Donc si on fait le bilan, entre 1750 et 2010, on a une augmentation de la surface forestière d’environ 10%, on a également une augmentation de la part des forêts sous gestion humaine qui passe à 85% aujourd’hui, et on a une augmentation forte de la part des conifères dans la distribution des essences en Europe. Ces trois facteurs ont un impact sur les échanges entre la forêt et le climat, que je vais détailler l’un après l’autre.

L’augmentation de la surface forestière et la conversion des feuillus et résineux augmente le stockage de carbone – puisque les résineux poussent plus vite que les feuillus, ils stockent plus rapidement du carbone. En revanche, l’augmentation de la part des forêts gérées a conduit à une augmentation des prélèvements, entre 1750 et 2010, qui a conduit à une libération de carbone dans l’atmosphère importante. En termes de carbone, le bilan de cette période est un effet réchauffant, par le prélèvement de carbone dans la forêt, alors qu’en 1750 on avait des stocks plus importants parce qu’on avait plus de forêts naturelles.

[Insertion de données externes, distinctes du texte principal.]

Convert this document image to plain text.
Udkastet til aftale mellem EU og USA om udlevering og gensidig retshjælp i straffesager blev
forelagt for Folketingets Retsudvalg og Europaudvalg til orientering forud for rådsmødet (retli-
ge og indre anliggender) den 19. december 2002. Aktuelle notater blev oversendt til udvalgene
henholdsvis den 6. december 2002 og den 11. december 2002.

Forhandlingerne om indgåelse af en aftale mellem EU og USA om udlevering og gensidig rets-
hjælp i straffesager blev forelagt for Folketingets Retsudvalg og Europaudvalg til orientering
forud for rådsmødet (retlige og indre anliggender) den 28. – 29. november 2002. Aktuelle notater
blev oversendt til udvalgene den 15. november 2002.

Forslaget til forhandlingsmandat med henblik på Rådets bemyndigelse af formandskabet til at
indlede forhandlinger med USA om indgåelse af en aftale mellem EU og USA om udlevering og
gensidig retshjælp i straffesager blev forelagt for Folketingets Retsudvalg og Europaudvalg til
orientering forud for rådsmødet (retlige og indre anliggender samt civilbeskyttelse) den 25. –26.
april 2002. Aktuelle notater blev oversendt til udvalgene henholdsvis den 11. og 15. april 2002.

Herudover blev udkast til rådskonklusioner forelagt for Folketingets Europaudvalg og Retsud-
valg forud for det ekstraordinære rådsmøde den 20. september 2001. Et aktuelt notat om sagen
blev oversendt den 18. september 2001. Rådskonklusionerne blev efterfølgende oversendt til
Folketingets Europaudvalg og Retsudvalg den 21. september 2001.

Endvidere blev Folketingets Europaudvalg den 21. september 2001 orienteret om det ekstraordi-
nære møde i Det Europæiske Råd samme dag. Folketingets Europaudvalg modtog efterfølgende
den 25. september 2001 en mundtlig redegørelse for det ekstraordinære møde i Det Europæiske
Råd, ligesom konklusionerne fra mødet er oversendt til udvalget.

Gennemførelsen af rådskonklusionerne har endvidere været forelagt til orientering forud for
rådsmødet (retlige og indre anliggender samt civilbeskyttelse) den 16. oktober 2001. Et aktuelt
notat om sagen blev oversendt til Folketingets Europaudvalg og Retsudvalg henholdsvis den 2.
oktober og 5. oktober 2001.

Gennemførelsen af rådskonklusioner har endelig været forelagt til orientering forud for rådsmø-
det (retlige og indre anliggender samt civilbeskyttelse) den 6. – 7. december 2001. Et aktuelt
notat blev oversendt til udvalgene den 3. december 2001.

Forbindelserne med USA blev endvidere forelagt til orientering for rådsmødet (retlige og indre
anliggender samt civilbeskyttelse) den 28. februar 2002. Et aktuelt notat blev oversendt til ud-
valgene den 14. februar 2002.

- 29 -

Le deuxième effet de ces différentes pratiques de gestion sur le climat est lié à l’albedo. L’albedo, ça correspond à la réflexion du rayonnement solaire sur les arbres. Là, l’effet est principalement dû à la conversion des feuillus en résineux. L’effet de la conversion des feuillus en résineux sur l’albedo –l’interception du rayonnement solaire- est lié à deux facteurs. Il y a le fait qu’en été, un feuillu et un résineux n’ont pas le même potentiel de réflexion de la lumière. Un résineux est plus sombre, donc il absorbe plus de lumière. Il va finalement réchauffer un petit peu plus l’atmosphère proche. Il y a un deuxième effet, plus important dans les zones d’Europe du Nord, qui est l’effet dû à la neige. Les feuillus durant l’hiver sont nus, ils n’ont pas de feuilles et donc n’interceptent quasiment pas de rayonnement solaire. Donc avec les surfaces enneigées, qui sont blanches, en albedo maximal, un maximum du rayonnement solaire est renvoyé vers l’espace. Il y a un effet plutôt refroidissant. En revanche avec les conifères, qui gardent leurs aiguilles l’hiver, la neige est cachée, et donc le rayonnement solaire est finalement absorbé par les arbres au lieu d’être réfléchis par la neige. On a donc un effet plutôt réchauffant de la conversion des feuillus en conifères.

Un troisième effet est lié au cycle de l’eau dans la forêt. C’est-à-dire que la conversion de feuillus en conifères va diminuer l’évapotranspiration, donc va diminuer l’humidité autour des arbres et donc la capacité de l’atmosphère à évacuer la chaleur. Donc c’est encore un effet plutôt à tendance réchauffante de la conversion des feuillus en conifères.

Donc au final, en faisant une étude sur la période 1750 - 2010 pour l’Europe, on a trouvé que la gestion qui a été réalisée sur cette période historique a conduit à un faible réchauffement de l’atmosphère et non à un refroidissement. Cet effet est faible et met surtout en avant le fait que la gestion forestière n’a pas un effet sur le changement climatique comparable à celui des émissions de carbone fossile de tous les secteurs de l’économie.

Dans les régions tropicales, les processus et les mécanismes en œuvre sont très différents, à la fois d’un point de vue écologique –puisque la question de l’albedo avec la neige évidemment ne se pose plus du tout- donc cela va surtout être le cycle de l’eau qui va interagir avec le climat, au niveau de la gestion forestière. La gestion forestière est évidemment très différente, également. On a principalement des forêts primaires, des forêts naturelles, et on a un phénomène de déforestation à grande échelle, pour principalement le développement de l’agriculture.